Mullen sees Sydney intermodal options and synergies between Patrick and Pacific National as offering a solution

September 15, 2011

New Asciano CEO John Mullen has given hard pressed Sydney transport operators cause to hope for action against port congestion through intermodalism.

Explaining why the company had decided against spinning off or selling its Patrick stevedoring in a Business Spectator interview published today, Mullen says greater integration and the search for synergies in his company should lead to taking the pressure off port roads and the amenity of surrounding residential areas.

"So we need to look at the ability to start developing integrated inland container terminal solutions where you move the container straight from the ship to an inland site on an integrated rail operation," Mullen says.

"These sorts of things are very much in our hands to develop and we believe that can be done in the short to medium term."

He pointed to the company’s Chullora and St Mary sites as inland-terminal options.

Trucking and rail-freight operators in Sydney have complained publically of shortcomings in Patrick’s Port Botany operation, though the stevedore has pointed to unforeseen circumstances and those out of its control.

Mullen says Asciano had taken seriously investor calls for a demerger of Patrick, which has performed modestly recently, from its profitable Pacific National rail operation and had investigated the option.

But this had found synergies and other avenues to increasing stock-price values unexplored, due to the company being in survival mode with the impact of the global financial crisis on its debt profile.

Mullen admitted that gains in productivity at Patrick’s Sydney terminal since the late 1990s had been eroded and that some "silly areas" of work practices had never been tackle, despite reforms, and described the Maritime Union of Australia as "intransigent" in the faces of changes sought by the company.

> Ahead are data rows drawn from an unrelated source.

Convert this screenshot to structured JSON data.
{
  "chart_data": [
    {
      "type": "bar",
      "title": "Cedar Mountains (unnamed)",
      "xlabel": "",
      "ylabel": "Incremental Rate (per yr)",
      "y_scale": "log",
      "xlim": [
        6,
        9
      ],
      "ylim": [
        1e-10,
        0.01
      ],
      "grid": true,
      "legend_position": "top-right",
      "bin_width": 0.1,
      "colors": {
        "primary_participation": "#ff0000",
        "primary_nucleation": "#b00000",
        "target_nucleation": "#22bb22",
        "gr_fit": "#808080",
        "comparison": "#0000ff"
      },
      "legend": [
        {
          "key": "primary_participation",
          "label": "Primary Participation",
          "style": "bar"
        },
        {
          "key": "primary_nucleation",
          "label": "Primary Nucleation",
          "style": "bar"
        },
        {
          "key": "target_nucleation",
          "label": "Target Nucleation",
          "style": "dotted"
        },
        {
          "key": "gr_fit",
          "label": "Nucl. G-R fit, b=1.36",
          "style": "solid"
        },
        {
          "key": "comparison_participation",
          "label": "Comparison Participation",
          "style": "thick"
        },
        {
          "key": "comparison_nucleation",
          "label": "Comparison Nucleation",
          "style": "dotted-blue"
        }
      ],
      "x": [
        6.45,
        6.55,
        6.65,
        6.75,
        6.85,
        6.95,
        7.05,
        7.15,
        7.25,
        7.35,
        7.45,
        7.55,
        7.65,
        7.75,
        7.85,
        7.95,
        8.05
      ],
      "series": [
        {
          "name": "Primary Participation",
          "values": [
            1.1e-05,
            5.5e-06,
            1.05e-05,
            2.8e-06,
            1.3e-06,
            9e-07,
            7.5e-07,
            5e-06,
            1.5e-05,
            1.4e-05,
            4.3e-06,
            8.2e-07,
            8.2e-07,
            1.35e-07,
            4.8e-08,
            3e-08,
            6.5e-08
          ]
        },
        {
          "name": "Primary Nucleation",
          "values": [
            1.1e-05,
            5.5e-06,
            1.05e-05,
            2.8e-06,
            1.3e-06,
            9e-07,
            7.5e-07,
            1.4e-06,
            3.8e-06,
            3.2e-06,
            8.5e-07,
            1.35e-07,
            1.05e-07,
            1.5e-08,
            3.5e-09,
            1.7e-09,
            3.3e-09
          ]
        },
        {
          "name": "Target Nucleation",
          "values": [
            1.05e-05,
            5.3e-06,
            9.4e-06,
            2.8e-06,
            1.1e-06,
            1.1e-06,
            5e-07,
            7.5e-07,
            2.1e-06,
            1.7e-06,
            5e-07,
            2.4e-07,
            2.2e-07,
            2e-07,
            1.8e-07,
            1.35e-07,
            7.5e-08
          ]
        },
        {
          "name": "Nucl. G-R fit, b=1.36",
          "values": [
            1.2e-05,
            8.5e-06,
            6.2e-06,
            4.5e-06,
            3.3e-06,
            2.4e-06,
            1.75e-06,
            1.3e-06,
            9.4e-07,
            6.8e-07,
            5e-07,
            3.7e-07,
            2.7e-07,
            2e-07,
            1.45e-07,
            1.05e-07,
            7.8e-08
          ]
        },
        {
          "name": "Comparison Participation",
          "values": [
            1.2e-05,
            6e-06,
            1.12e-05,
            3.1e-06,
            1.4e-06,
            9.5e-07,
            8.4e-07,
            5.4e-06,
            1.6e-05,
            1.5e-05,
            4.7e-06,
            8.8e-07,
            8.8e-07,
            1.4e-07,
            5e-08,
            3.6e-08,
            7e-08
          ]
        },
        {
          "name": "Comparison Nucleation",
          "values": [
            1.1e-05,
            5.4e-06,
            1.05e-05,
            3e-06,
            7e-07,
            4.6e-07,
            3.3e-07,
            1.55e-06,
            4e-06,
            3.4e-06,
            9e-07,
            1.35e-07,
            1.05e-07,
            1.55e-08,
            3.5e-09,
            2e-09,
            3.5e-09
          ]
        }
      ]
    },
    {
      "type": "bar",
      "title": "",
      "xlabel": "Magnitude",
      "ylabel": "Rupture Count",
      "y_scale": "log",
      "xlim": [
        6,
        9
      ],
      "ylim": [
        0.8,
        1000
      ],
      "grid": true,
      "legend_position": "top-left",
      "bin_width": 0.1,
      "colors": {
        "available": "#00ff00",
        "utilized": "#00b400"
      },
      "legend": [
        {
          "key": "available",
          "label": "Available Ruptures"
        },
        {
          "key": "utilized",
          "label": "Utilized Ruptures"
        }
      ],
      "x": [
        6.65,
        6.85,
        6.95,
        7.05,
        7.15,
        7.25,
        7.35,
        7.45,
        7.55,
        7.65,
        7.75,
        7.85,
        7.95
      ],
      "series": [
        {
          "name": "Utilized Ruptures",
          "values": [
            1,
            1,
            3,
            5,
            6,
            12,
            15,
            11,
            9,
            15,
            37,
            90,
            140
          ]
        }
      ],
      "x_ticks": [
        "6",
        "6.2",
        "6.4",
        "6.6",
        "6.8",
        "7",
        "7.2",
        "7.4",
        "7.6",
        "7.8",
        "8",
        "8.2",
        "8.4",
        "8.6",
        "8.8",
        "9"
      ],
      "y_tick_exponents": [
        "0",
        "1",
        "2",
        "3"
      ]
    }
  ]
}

However, at a time when former Liberal workplace relations minister Peter Reith, who had pushed waterfront reforms in the1990s,
is urging Opposition leader Tony Abbott to burnish his industrial relations credentials, Mullen says there will be no return to
the "balaclavas and dogs solution" that characterised the Patrick dispute.

Along with this, he noted the lack of capital expenditure on port equipment that could now also be tackled.